Dies sei vor allem ein Problem, da es sich bei der Polizei um eine herausgehobene gesellschaftliche Institution mit viel Macht und Bedeutung handle. Deswegen sei es richtig, dass sie sehr stark an Vorlagen gebunden sei, sagt Ullrich. Dazu gehöre auch ein vorsichtiger Umgang mit den Insignien der Macht. Die Schwierigkeiten beginnen für ihn nicht beim Privat-Selfie in Uniform, sondern bei Accounts, die zu Interessensgruppen rund um die Polizei gehören.

Dazu gehöre auch der Versuch von offiziellen Polizei-Accounts cool und zugänglich zu wirken – Charakteristika, die für das Funktionieren der Organisation nicht essentiell seien. Trotzdem würden zur Öffentlichkeitsarbeit lustige Bilder oder flapsige Kommentare gepostet. Dies beeinflusse natürlich auch die Perspektive darüber, was auf privaten Accounts zulässig sei.

Dies würde auch das gesellschaftliche Bild der Polizei prägen, davon ist Ullrich überzeugt. Darum sei es so wichtig, genaue Grenzen für solche Aktivitäten zu definieren. Denn die offensive Zurschaustellung von Hoheitszeichen führe dazu, dass Transparenz, ob es sich um einen offiziellen oder privaten Account handle, nicht mehr in ausreichendem Maße gegeben sei. Zudem habe es auch Auswirkungen darauf, wie ernst die Bevölkerung die Polizei und ihre Arbeitsweisen nehmen würde.

Kein gutes Vorbild für die eigenen Leute

Ullrich sieht neben der besonderen gesellschaftlichen Position noch einen anderen Punkt, an dem sich diese Selbstdarstellung von anderen unterscheidet: Den innerpolizeilichen Diskurs, in dem sich die Polizei sehr oft zu Unrecht kritisiert sehe. Die Öffentlichkeitsarbeit inklusive privater Selbstdarstellung würde dieser in den Augen der Polizei entgegenwirken. Dies ist für Ullrich jedoch eine Rollenverwechslung, da dies nicht Aufgabe der Polizei sei.

Von der nun angesetzten internen Revision der Berliner Polizei wünscht Ullrich sich, dass diese vor allem auf irreführende Verwendung der Hoheitszeichen achte. Er sieht kein Problem mit Fotos in Uniform, solange diese deutlich als privat zu erkennen sind. Doch sobald diese Insignien genutzt würden, um Geld zu verdienen, sei dies hochproblematisch. Auch Interessengruppen wie Polizeigewerkschaften und andere Zusammenschlüsse, die die Ausrichtung der Polizei beeinflussen wollen, sollten im Auge behalten werden. Denn auch hier sei es wichtig, deutlich zu machen, dass es sich um private und keine offiziellen Behörden-Positionen handle.

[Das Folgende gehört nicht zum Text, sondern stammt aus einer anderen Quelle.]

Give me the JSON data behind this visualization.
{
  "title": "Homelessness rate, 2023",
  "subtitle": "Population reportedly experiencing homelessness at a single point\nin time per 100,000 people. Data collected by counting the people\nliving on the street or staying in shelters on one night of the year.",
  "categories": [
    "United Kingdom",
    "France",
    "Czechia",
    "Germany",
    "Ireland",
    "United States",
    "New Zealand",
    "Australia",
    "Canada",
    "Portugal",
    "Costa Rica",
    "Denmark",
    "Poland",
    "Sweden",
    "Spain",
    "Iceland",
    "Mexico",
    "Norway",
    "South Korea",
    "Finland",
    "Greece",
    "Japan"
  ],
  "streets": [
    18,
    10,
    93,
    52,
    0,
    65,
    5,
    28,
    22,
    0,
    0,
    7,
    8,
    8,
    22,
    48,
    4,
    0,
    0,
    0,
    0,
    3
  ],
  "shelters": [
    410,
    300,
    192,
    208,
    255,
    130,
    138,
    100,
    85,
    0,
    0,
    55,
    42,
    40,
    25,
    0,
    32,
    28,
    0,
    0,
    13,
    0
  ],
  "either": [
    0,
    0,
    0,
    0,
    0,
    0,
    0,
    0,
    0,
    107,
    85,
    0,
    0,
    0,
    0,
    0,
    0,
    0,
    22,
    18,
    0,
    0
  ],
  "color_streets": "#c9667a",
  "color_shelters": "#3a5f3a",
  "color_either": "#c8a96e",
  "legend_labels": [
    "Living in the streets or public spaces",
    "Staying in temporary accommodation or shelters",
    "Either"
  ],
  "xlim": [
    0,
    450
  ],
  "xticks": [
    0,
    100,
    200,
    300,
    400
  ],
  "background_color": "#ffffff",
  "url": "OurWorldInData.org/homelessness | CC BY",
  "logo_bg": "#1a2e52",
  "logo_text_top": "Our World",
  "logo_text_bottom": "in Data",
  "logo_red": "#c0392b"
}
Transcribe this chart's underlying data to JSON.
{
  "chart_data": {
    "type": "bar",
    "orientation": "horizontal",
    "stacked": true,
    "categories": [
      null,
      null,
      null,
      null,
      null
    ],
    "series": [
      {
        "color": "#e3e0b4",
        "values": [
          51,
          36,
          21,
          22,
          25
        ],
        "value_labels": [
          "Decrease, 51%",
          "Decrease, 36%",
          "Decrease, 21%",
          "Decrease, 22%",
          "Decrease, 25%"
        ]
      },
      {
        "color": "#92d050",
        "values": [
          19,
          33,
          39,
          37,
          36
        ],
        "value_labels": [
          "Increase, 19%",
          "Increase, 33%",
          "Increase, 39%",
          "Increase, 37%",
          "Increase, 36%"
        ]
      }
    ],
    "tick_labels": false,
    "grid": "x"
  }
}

Doch Ullrich ist sich nicht sicher, ob eine effektive Reglementierung dieser Social-Media-Tätigkeiten wirklich aus der Polizei selbst heraus möglich ist. Denn diese sei zwar gut darin, schnell die Bevölkerung über wichtige Dinge zu informieren, doch gleichzeitig würde sie auch oftmals voreilig Botschaften herausgegeben, die dank des großen Vertrauens in die Polizei immer wieder Verbreitung fänden, ohne noch einmal auf Korrektheit geprüft zu werden. Dazu würden auch politische Botschaften in Tweets, Delegitimierung von Demonstrationen und Falschdarstellungen von Verletztenzahlen gehören. Eine Polizeibehörde, die so agiere, könne am Ende kein gutes Vorbild für die eigenen Leute sein, so Ullrich.